The National Board of Revenue (NBR) is preparing to introduce a uniform value-added tax (VAT) rate in the next fiscal year’s budget, phasing out the current multi-tiered structure.
The move comes in response to recommendations from the International Monetary Fund (IMF), which has tied its loan conditions to sweeping revenue sector reforms.
Officials at the NBR claim that a single VAT rate would significantly increase collection, reduce evasion and simplify accounting procedures. They argue the reform will bring clarity and transparency to VAT administration.
However, economists have cautioned that such a shift could result in the elimination of lower VAT slabs, leading to higher rates for several goods and services. This, in turn, would likely drive up consumer prices, placing a greater burden on end-users.
The NBR's proposal is to be sent to the Ministry of Finance, which will assess its merit before presenting it to the Advisory Council. The Council may approve, amend or reject the proposal following further scrutiny.
According to the proposal, most goods and services currently fall under VAT rates between 5 and 10%. The NBR suggests scrapping these in favour of a unified rate, which would lie between 10 and 15%—potentially set at 10, 11, 12, 13, 14, or 15%.
NBR Chairman Dr Md Abdul Rahman Khan told the press that VAT is the largest contributor to revenue and that enhancing transparency and accountability in its collection could multiply earnings severalfold.
He emphasised that stakeholder consultations will precede any final decision.
Distinguished Fellow at the Centre for Policy Dialogue (CPD), Mustafizur Rahman, noted that discussions around a single VAT rate are not new. He said that significant reforms are expected in the next budget and that technology will play a key role in easing VAT compliance.
However, he warned that any single rate must remain in the lower range to avoid undue pressure on consumers.
Former caretaker government finance adviser Dr AB Mirza Md Azizul Islam pointed out that the original 2012 VAT Act included a single rate—an IMF recommendation the government at the time was unable to enforce due to widespread opposition.
He cautioned that abolishing lower rates in favour of higher ones would undoubtedly raise VAT in affected sectors.
He also observed that many consumers pay VAT unwittingly as part of the retail price, unaware of how much tax they are actually paying.
Thus, any hike in VAT would directly translate into increased prices, he said, arguing that a 15% rate across the board would be excessive for many.
The NBR report sent to the Finance Ministry highlights that sectors such as cigarettes, mobile phones, fuel, automobiles, cement and banking already attract the maximum 15% VAT, contributing around 80% of total VAT revenue.

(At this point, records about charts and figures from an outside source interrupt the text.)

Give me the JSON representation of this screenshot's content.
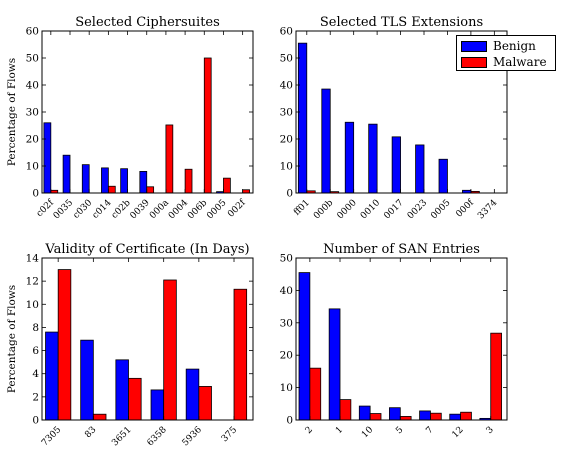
{
  "colors": {
    "benign": "#0000ff",
    "malware": "#ff0000"
  },
  "legend": {
    "benign_label": "Benign",
    "malware_label": "Malware",
    "placement": "top-right"
  },
  "chart_data": [
    {
      "type": "bar",
      "title": "Selected Ciphersuites",
      "ylabel": "Percentage of Flows",
      "xlabel": "",
      "ylim": [
        0,
        60
      ],
      "yticks": [
        0,
        10,
        20,
        30,
        40,
        50,
        60
      ],
      "categories": [
        "c02f",
        "0035",
        "c030",
        "c014",
        "c02b",
        "0039",
        "000a",
        "0004",
        "006b",
        "0005",
        "002f"
      ],
      "series": [
        {
          "name": "Benign",
          "values": [
            26,
            14,
            10.5,
            9.3,
            9,
            8,
            0,
            0,
            0,
            0.5,
            0
          ]
        },
        {
          "name": "Malware",
          "values": [
            1,
            0,
            0,
            2.5,
            0,
            2.3,
            25.2,
            8.8,
            50,
            5.5,
            1.2
          ]
        }
      ]
    },
    {
      "type": "bar",
      "title": "Selected TLS Extensions",
      "ylabel": "",
      "xlabel": "",
      "ylim": [
        0,
        60
      ],
      "yticks": [
        0,
        10,
        20,
        30,
        40,
        50,
        60
      ],
      "categories": [
        "ff01",
        "000b",
        "0000",
        "0010",
        "0017",
        "0023",
        "0005",
        "000f",
        "3374"
      ],
      "series": [
        {
          "name": "Benign",
          "values": [
            55.5,
            38.5,
            26.2,
            25.5,
            20.8,
            17.8,
            12.5,
            1,
            0
          ]
        },
        {
          "name": "Malware",
          "values": [
            0.8,
            0.5,
            0,
            0,
            0,
            0,
            0,
            0.6,
            0
          ]
        }
      ]
    },
    {
      "type": "bar",
      "title": "Validity of Certificate (In Days)",
      "ylabel": "Percentage of Flows",
      "xlabel": "",
      "ylim": [
        0,
        14
      ],
      "yticks": [
        0,
        2,
        4,
        6,
        8,
        10,
        12,
        14
      ],
      "categories": [
        "7305",
        "83",
        "3651",
        "6358",
        "5936",
        "375"
      ],
      "series": [
        {
          "name": "Benign",
          "values": [
            7.6,
            6.9,
            5.2,
            2.6,
            4.4,
            0
          ]
        },
        {
          "name": "Malware",
          "values": [
            13,
            0.5,
            3.6,
            12.1,
            2.9,
            11.3
          ]
        }
      ]
    },
    {
      "type": "bar",
      "title": "Number of SAN Entries",
      "ylabel": "",
      "xlabel": "",
      "ylim": [
        0,
        50
      ],
      "yticks": [
        0,
        10,
        20,
        30,
        40,
        50
      ],
      "categories": [
        "2",
        "1",
        "10",
        "5",
        "7",
        "12",
        "3"
      ],
      "series": [
        {
          "name": "Benign",
          "values": [
            45.5,
            34.3,
            4.3,
            3.8,
            2.8,
            1.8,
            0.5
          ]
        },
        {
          "name": "Malware",
          "values": [
            16,
            6.3,
            2,
            1.1,
            2.1,
            2.4,
            26.8
          ]
        }
      ]
    }
  ]
}
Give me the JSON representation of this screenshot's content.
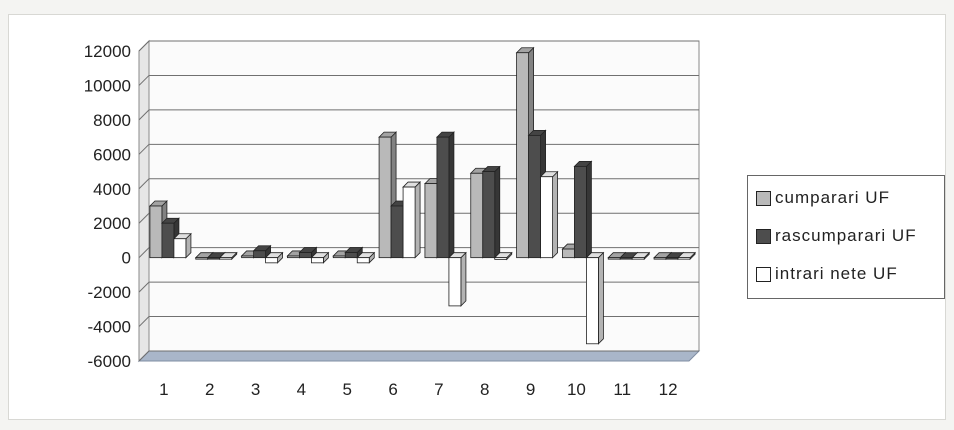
{
  "chart_data": {
    "type": "bar",
    "title": "",
    "xlabel": "",
    "ylabel": "",
    "categories": [
      "1",
      "2",
      "3",
      "4",
      "5",
      "6",
      "7",
      "8",
      "9",
      "10",
      "11",
      "12"
    ],
    "ylim": [
      -6000,
      12000
    ],
    "yticks": [
      "12000",
      "10000",
      "8000",
      "6000",
      "4000",
      "2000",
      "0",
      "-2000",
      "-4000",
      "-6000"
    ],
    "grid": true,
    "legend_position": "right",
    "series": [
      {
        "name": "cumparari UF",
        "color": "#b9b9b9",
        "values": [
          3000,
          0,
          100,
          100,
          100,
          7000,
          4300,
          4900,
          11900,
          500,
          0,
          0
        ]
      },
      {
        "name": "rascumparari UF",
        "color": "#4d4d4d",
        "values": [
          2000,
          0,
          400,
          300,
          300,
          3000,
          7000,
          5000,
          7100,
          5300,
          0,
          0
        ]
      },
      {
        "name": "intrari nete UF",
        "color": "#ffffff",
        "values": [
          1100,
          0,
          -300,
          -300,
          -300,
          4100,
          -2800,
          -100,
          4700,
          -5000,
          0,
          0
        ]
      }
    ]
  }
}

While some goods are taxed at a flat rate (specific tax), in practice, many pay less than the stipulated rate due to systemic inefficiencies.
The IMF has approved a loan of $4.7 billion to Bangladesh, contingent upon reforms in the revenue sector, including a single 15% VAT rate.
The target is to collect Tk 6.38 trillion in VAT over four years—Tk 1.21 trillion in the first year, rising to Tk 2.038 trillion by 2026.
Former NBR chairman Dr Md Abdul Mazid confirmed that the IMF is exerting pressure on the revenue authority to meet these ambitious targets.
While a flat VAT rate would boost collections, he acknowledged that higher costs would fall on consumers—posing little problem for the wealthy but significant hardship for lower-income groups.
Mazid stressed that expanding the VAT net would be a more sustainable solution than increasing rates. “If coverage is broadened, collections could increase severalfold without altering the rate,” he said.
An NBR budget committee official, speaking on condition of anonymity, said that despite higher rates being in place, many businesses underreport and pay less VAT. “If a flat rate can be enforced, evasion will decrease,” the official added, admitting that previous attempts were thwarted by strong resistance from influential business groups.